И жизнь шла. Подходила пора сенокоса. Воины, возвращавшиеся ук-радом из-за Оки, полонянники, кого за выкуп отпускали рязане, тяжело и смуро отводя взгляд (стыдно было перед женой, перед сыном-подростком), острили горбуши, "отковывали", насаживали косы-стойки – новый, входящий в обычай снаряд, все готовились к сенокосной поре. Дмитрий часами сидел не шевелясь, не думая ни о чем. Он не винил Владимира Андреича, он впервые по-настоящему винил только самого себя.
Но продолжалась жизнь. Двадцать девятого июня в княжеской семье явилось новое прибавление: Евдокия родила сына. Младенца порешили назвать Петром. Крестить княжича вызван был из Радонежа игумен Сергий.
Сергий вышел, как всегда, пеш и один, но шел неспешно и заночевал в пути. Дороги давались ему все с большим трудом. Он шел в дорожных лаптях, с посохом и слегка умиленно, с тою внутренней, чуть печальною нежностью к бытию, которая начинает появляться в старости, оглядывал веселые, полные ветра, блеска и птичьего щебета березовые перелески, вдыхал духовитые запахи боров, ароматы трав и вянущего, подсыхающего сена. На отдыхе, набравши горсть земляники, неторопливо, до конца перетирая во рту каждую ягодку прежде, чем проглотить, съел ароматную вологу, посидел еще, прикрывши глаза и ни о чем не думая (редкий отдых, дозволенный им для себя только вот так, в дорогах), и уже намерил встать и идти далее, как прямь него остановилась крохотная, согнутая в дугу старушка в темном платке. Опершись о посох и повернувши голову вбок, точно внимательная сорока, она осмотрела старца, пожевав для чего-то губами, и вдруг вымолвила, вместо обычного, ожиданного Сергием "Благослови, батюшка!":
– А ты, гляжу, игумен, тоже не молод! На седьмой десяток пошло?

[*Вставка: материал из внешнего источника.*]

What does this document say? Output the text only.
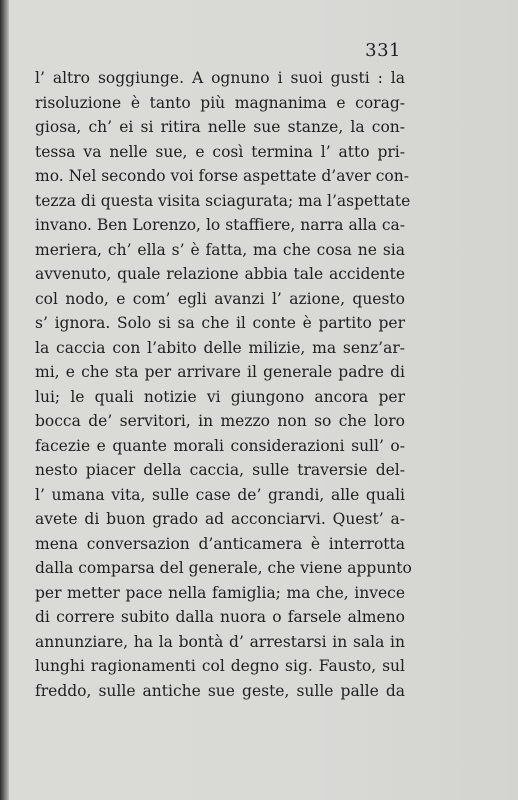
331
l’ altro soggiunge. A ognuno i suoi gusti : la
risoluzione è tanto più magnanima e corag-
giosa, ch’ ei si ritira nelle sue stanze, la con-
tessa va nelle sue, e così termina l’ atto pri-
mo. Nel secondo voi forse aspettate d’aver con-
tezza di questa visita sciagurata; ma l’aspettate
invano. Ben Lorenzo, lo staffiere, narra alla ca-
meriera, ch’ ella s’ è fatta, ma che cosa ne sia
avvenuto, quale relazione abbia tale accidente
col nodo, e com’ egli avanzi l’ azione, questo
s’ ignora. Solo si sa che il conte è partito per
la caccia con l’abito delle milizie, ma senz’ar-
mi, e che sta per arrivare il generale padre di
lui; le quali notizie vi giungono ancora per
bocca de’ servitori, in mezzo non so che loro
facezie e quante morali considerazioni sull’ o-
nesto piacer della caccia, sulle traversie del-
l’ umana vita, sulle case de’ grandi, alle quali
avete di buon grado ad acconciarvi. Quest’ a-
mena conversazion d’anticamera è interrotta
dalla comparsa del generale, che viene appunto
per metter pace nella famiglia; ma che, invece
di correre subito dalla nuora o farsele almeno
annunziare, ha la bontà d’ arrestarsi in sala in
lunghi ragionamenti col degno sig. Fausto, sul
freddo, sulle antiche sue geste, sulle palle da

– Знаешь меня? – отмолвил Сергий вопросом на вопрос.
– Знать-то как не знать! А чтобы вот так-то поглядеть близь, дак впервой. – И пояснила, почуяв старцево недоумение: – Ведьма я. Ведунья! Тебе, поди, сором и баять со мною?
– Ежели злого не творишь, нет на тебе греха, – возразил Сергий.
– А почто тогда попы гонят нас и в церкву не пущают взойти?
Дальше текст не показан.